Despite the fact that I’m feeling drained today, I’m also feeling pretty good, so I thought I’d write about the tool that every writer needs in order to even step into the arena of aspiring author: hope.
We’re all in this business on spec, to use a screenwriting term. There are no guarantees, not for an agent, not for a publishing deal, certainly not for wealth. There’s not even a guarantee people will like your book. We operate exclusively on hope, or faith, if you prefer that term. Even people who are 100 percent confident of their eventual success are operating on hope: even “sure things” end up not selling sometimes.

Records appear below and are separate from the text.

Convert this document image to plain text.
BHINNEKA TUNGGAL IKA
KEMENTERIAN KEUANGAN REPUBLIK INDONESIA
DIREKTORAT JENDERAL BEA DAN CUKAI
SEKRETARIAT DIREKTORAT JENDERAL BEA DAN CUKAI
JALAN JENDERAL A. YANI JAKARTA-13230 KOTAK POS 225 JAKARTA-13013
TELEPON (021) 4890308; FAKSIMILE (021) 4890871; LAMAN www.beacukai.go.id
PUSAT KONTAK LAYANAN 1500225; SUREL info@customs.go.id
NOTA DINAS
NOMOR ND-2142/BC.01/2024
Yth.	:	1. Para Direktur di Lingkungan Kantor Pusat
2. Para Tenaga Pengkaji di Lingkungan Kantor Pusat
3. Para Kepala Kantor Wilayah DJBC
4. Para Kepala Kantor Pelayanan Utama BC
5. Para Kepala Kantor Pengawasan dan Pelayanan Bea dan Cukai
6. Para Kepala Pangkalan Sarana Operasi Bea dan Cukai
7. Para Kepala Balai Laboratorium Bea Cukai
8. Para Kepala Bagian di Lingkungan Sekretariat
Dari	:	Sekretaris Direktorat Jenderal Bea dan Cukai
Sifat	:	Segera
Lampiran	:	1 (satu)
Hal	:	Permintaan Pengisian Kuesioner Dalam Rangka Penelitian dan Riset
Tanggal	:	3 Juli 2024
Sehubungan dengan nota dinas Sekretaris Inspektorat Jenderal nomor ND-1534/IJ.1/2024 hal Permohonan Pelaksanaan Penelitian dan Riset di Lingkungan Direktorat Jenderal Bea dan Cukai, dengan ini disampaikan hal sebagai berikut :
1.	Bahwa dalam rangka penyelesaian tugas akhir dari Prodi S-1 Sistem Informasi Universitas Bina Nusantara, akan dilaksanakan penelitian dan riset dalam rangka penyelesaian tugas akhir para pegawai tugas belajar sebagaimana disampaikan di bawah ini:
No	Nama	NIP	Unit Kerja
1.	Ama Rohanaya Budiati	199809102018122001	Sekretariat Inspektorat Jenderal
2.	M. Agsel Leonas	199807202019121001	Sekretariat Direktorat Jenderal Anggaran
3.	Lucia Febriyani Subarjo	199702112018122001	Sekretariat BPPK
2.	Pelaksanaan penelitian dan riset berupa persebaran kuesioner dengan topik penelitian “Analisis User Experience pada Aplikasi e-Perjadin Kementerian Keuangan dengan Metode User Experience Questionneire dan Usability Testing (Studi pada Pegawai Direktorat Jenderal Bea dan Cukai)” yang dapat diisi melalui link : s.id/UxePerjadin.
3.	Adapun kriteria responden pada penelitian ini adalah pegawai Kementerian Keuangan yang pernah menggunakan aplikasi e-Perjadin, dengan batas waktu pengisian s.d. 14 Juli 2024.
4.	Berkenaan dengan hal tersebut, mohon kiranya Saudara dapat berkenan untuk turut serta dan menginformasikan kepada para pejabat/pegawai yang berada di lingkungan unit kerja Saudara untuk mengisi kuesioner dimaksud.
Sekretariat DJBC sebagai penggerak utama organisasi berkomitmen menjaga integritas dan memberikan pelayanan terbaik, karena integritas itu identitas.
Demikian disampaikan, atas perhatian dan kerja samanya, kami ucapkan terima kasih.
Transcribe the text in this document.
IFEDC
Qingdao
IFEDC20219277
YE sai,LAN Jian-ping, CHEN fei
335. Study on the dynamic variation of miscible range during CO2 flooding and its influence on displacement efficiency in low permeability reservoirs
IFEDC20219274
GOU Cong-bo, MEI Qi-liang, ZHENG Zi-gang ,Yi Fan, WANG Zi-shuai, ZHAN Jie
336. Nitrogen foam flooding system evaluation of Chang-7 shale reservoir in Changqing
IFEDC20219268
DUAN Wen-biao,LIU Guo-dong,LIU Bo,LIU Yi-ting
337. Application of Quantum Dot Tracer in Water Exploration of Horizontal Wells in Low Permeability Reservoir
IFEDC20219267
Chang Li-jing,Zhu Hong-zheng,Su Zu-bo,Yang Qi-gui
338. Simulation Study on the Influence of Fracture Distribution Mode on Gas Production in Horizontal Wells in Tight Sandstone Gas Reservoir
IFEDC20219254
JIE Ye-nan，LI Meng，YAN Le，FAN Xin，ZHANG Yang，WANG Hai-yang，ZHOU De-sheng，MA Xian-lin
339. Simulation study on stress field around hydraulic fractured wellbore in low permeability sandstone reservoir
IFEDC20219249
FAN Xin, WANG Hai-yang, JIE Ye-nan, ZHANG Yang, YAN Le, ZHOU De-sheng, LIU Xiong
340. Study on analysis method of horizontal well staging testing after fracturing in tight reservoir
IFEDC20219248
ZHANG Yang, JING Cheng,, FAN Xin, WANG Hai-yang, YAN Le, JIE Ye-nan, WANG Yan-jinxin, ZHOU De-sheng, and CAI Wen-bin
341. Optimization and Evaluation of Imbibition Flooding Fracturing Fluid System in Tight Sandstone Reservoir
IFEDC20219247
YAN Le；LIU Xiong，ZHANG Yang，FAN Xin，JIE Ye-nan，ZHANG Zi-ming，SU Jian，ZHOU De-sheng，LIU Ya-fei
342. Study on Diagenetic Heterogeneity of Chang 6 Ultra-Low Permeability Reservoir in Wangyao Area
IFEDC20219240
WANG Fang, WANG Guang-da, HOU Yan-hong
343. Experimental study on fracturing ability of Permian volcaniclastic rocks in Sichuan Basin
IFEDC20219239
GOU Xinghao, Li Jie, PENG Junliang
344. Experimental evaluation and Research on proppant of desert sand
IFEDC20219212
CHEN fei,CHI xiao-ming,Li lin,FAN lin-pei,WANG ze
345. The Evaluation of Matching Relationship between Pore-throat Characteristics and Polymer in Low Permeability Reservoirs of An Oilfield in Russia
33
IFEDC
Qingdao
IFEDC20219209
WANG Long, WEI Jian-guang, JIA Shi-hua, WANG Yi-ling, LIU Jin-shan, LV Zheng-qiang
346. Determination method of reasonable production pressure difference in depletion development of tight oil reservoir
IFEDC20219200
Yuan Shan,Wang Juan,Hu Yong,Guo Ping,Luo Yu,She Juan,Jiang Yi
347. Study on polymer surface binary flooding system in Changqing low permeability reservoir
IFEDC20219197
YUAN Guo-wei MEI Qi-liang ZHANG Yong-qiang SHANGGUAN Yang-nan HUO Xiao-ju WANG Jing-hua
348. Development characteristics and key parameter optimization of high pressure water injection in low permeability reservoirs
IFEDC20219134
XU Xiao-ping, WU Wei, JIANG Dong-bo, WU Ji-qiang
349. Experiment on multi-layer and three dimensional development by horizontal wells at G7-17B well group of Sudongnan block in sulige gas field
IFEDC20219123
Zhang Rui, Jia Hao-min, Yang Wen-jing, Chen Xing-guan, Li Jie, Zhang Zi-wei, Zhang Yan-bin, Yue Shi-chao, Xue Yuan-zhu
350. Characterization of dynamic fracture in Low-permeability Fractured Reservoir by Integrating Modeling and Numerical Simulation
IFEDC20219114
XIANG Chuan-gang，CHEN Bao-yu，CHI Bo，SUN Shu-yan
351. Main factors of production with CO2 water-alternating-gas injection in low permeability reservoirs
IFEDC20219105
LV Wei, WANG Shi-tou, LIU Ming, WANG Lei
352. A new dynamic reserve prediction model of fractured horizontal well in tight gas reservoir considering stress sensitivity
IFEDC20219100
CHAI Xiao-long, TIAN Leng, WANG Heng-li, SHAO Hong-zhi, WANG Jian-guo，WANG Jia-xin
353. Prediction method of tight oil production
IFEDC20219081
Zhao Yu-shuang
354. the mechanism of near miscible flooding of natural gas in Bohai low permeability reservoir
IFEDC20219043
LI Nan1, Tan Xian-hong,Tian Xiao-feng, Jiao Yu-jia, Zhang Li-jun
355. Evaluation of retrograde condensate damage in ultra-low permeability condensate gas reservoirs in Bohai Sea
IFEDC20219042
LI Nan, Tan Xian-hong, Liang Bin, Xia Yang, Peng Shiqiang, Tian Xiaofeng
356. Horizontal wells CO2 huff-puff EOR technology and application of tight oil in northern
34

That doesn’t mean our efforts should consist only of closing our eyes and imagining ourselves prancing through daisy-covered fields clutching our new book contract in our arms. Hope opens the door for effort; it doesn’t provide an end-around. Without hope, there’s no reason to try. As long as hope exists, even in the tiniest amount, you should water that hope with effort. Effort turns hope into opportunity, and opportunity and effort, of course, are the parents of success.
Hope gets kind of a bad rap sometimes. It’s seen as too passive. I don’t see it as verb at all, though; it’s a noun, real, tangible. Hope is what gets us moving. It’s what allows us to think that we can be better, do better. Hope is what dares us to dream. I may never actually be a best-selling author, but as long as I have hope, I have everything.